Title refers to the concept of legal ownership of a piece of real property. The physical document form of title for a piece or real estate is a deed.
There are many different types of deeds and you should consult with an attorney to determine the proper type of deed that suits you best for your particular transaction.
A common misconception prior to and at closing is that Closing Protection Coverage protects your title for the property. Closing Protection Coverage is protection for you in case the closing agent steals the closing funds or fails to follow closing instructions provided by the parties. Ohio law mandates that Closing Protection Coverage be offered to all parties (seller, buyer, lender) at closing.
Three common examples of Title Assurance
An examination that will provide what the public records show in regard to title. This report is used by an attorney to indicate whether title is marketable. This is not any type of title insurance, just an opinion of title to determine the marketability of title. An Attorney Opinion is only a possible instrument to correct a title defect for 4 years from the date of opinion as the only protection a buyer could have would come as a negligence claim against the attorney.
Certificate of Title
Another form of Attorney Opinion that reflects the marketability of title and the liens and encumbrances attaching to the land. This is not any type of title insurance, just an opinion of title to determine the marketability of title. A Certificate of Title is only a possible instrument to correct a title defect for 4 years from the date of opinion as the only protection a buyer could have would come as a negligence claim against the attorney.
The broadest form of Title Assurance is Title Insurance. Title Insurance policies are contracts between you and an insurance company. Under the terms of the policy, the company ensures that you hold marketable title to the real estate described in the policy. Title Insurance policies cover you against defects of title; however, there are exceptions to coverage that will be contained in the policy, and you and your attorney should carefully review the list of exceptions. A maximum amount of coverage (typically the purchase price) will be listed in the policy if a defect arises that is covered by the policy. The cost of Title insurance is typically higher than an Attorney Opinion or Certificate of Title as Title Insurance covers non-records items, such as fraud, forgery, false impersonation, execution by a minor or insane or incompetent, non-recorded deed(s), undisclosed marriages and/or divorces, but an Attorney Opinion or Certificate of Title do not.

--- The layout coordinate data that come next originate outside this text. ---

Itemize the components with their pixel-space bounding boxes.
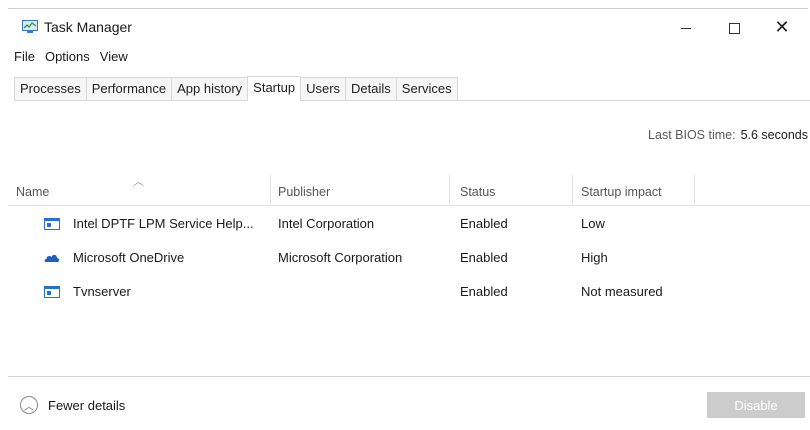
column-divider[interactable] [694,175,695,205]
close-icon: ✕ [774,17,790,38]
menu-view[interactable]: View [100,49,128,69]
tab-processes[interactable]: Processes [14,77,87,100]
column-header-name[interactable]: Name [16,175,49,205]
row-impact: Low [581,216,605,231]
row-impact: High [581,250,608,265]
table-row[interactable]: Tvnserver Enabled Not measured [8,275,810,309]
column-divider[interactable] [270,175,271,205]
fewer-details-label: Fewer details [48,397,126,413]
task-manager-icon [22,20,38,33]
footer-divider [8,376,810,377]
table-header: Name Publisher Status Startup impact [8,175,810,206]
fewer-details-button[interactable]: ︿ Fewer details [20,396,125,414]
column-header-publisher[interactable]: Publisher [278,175,330,205]
column-divider[interactable] [449,175,450,205]
menu-file[interactable]: File [14,49,35,69]
row-publisher: Microsoft Corporation [278,250,403,265]
tab-services[interactable]: Services [395,77,458,100]
row-impact: Not measured [581,284,663,299]
bios-value: 5.6 seconds [740,128,808,142]
close-button[interactable]: ✕ [762,12,802,44]
tab-performance[interactable]: Performance [85,77,173,100]
tab-app-history[interactable]: App history [171,77,249,100]
window-top-border [8,8,808,9]
window-title: Task Manager [44,19,132,35]
column-divider[interactable] [572,175,573,205]
row-name: Microsoft OneDrive [73,250,185,265]
row-status: Enabled [460,284,508,299]
last-bios-time: Last BIOS time: 5.6 seconds [648,128,808,142]
column-header-status[interactable]: Status [460,175,495,205]
minimize-icon [681,27,691,29]
row-publisher: Intel Corporation [278,216,375,231]
minimize-button[interactable] [666,12,706,44]
row-name: Tvnserver [73,284,131,299]
tab-startup[interactable]: Startup [247,76,302,101]
tab-strip: Processes Performance App history Startu… [14,76,810,101]
column-header-startup-impact[interactable]: Startup impact [581,175,662,205]
maximize-icon [728,22,740,34]
maximize-button[interactable] [714,12,754,44]
tab-details[interactable]: Details [345,77,397,100]
row-status: Enabled [460,250,508,265]
chevron-up-circle-icon: ︿ [20,396,38,414]
menu-bar: File Options View [14,49,138,69]
row-name: Intel DPTF LPM Service Help... [73,216,254,231]
tab-users[interactable]: Users [300,77,347,100]
disable-button[interactable]: Disable [707,392,805,418]
title-bar[interactable]: Task Manager ✕ [0,12,810,44]
table-row[interactable]: Microsoft OneDrive Microsoft Corporation… [8,241,810,275]
app-window-icon [44,286,60,298]
bios-label: Last BIOS time: [648,128,736,142]
menu-options[interactable]: Options [45,49,90,69]
onedrive-cloud-icon [44,254,60,262]
row-status: Enabled [460,216,508,231]
app-window-icon [44,218,60,230]
table-row[interactable]: Intel DPTF LPM Service Help... Intel Cor… [8,207,810,241]
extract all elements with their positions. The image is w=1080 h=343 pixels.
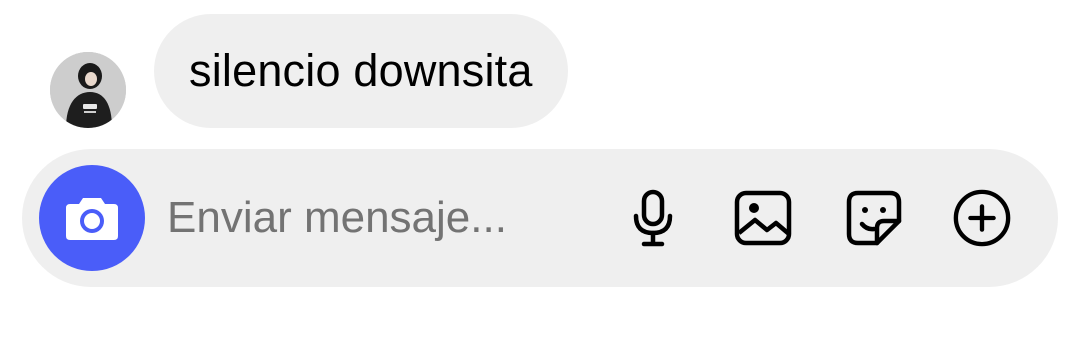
camera-icon <box>66 198 118 240</box>
more-options-button[interactable] <box>952 188 1012 248</box>
plus-circle-icon <box>953 189 1011 247</box>
image-icon <box>734 190 792 246</box>
message-text: silencio downsita <box>189 45 533 96</box>
avatar-image <box>50 52 126 128</box>
microphone-icon <box>633 189 673 247</box>
avatar[interactable] <box>50 52 126 128</box>
gallery-button[interactable] <box>733 188 793 248</box>
message-bubble[interactable]: silencio downsita <box>154 14 568 128</box>
camera-button[interactable] <box>39 165 145 271</box>
message-row: silencio downsita <box>0 0 1080 140</box>
sticker-icon <box>846 190 902 246</box>
sticker-button[interactable] <box>844 188 904 248</box>
message-input[interactable] <box>167 189 597 247</box>
message-composer <box>22 149 1058 287</box>
voice-message-button[interactable] <box>623 188 683 248</box>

Owner's vs. Lender's Policy
There are two types of title insurance - a lender's policy and an owner's policy. When you obtain a loan, the lender will require that you purchase a lender's title policy to protect their investment in the property. Owner's title insurance is optional, but it protects the homeowner by paying claims and legal fees should a problem arise.
A Lender's Title Policy does not protect the owner, only the lender. A Lender's Policy protects the lender's interest in the property should a problem arise. It does not cover the owner's equity in the property and will not pay the homeowner's legal expenses if there is a problem. Only an Owner's Title Insurance policy will protect the homeowner.
What is the Cost of Title Insurance?
The cost of title insurance is a filed rate with the State of Ohio Department of Insurance and should be consistent by all providers. However the title exam and closing services may vary based on the company you work with. Click Here for a Title Insurance Calculator via First American Title.
How long does Title Insurance last?
Owner's Title insurance is a one-time insurance issuance and will not require additional renewals and does not expire or lapse. An Owner's Title Insurance policy will be in effect as long as the buyer or the buyer's heirs own the property. (A one-time premium for the entire length of ownership)
A Lender's Title Insurance will be in place as long as the mortgage holder maintains a mortgage and promissory note for the property.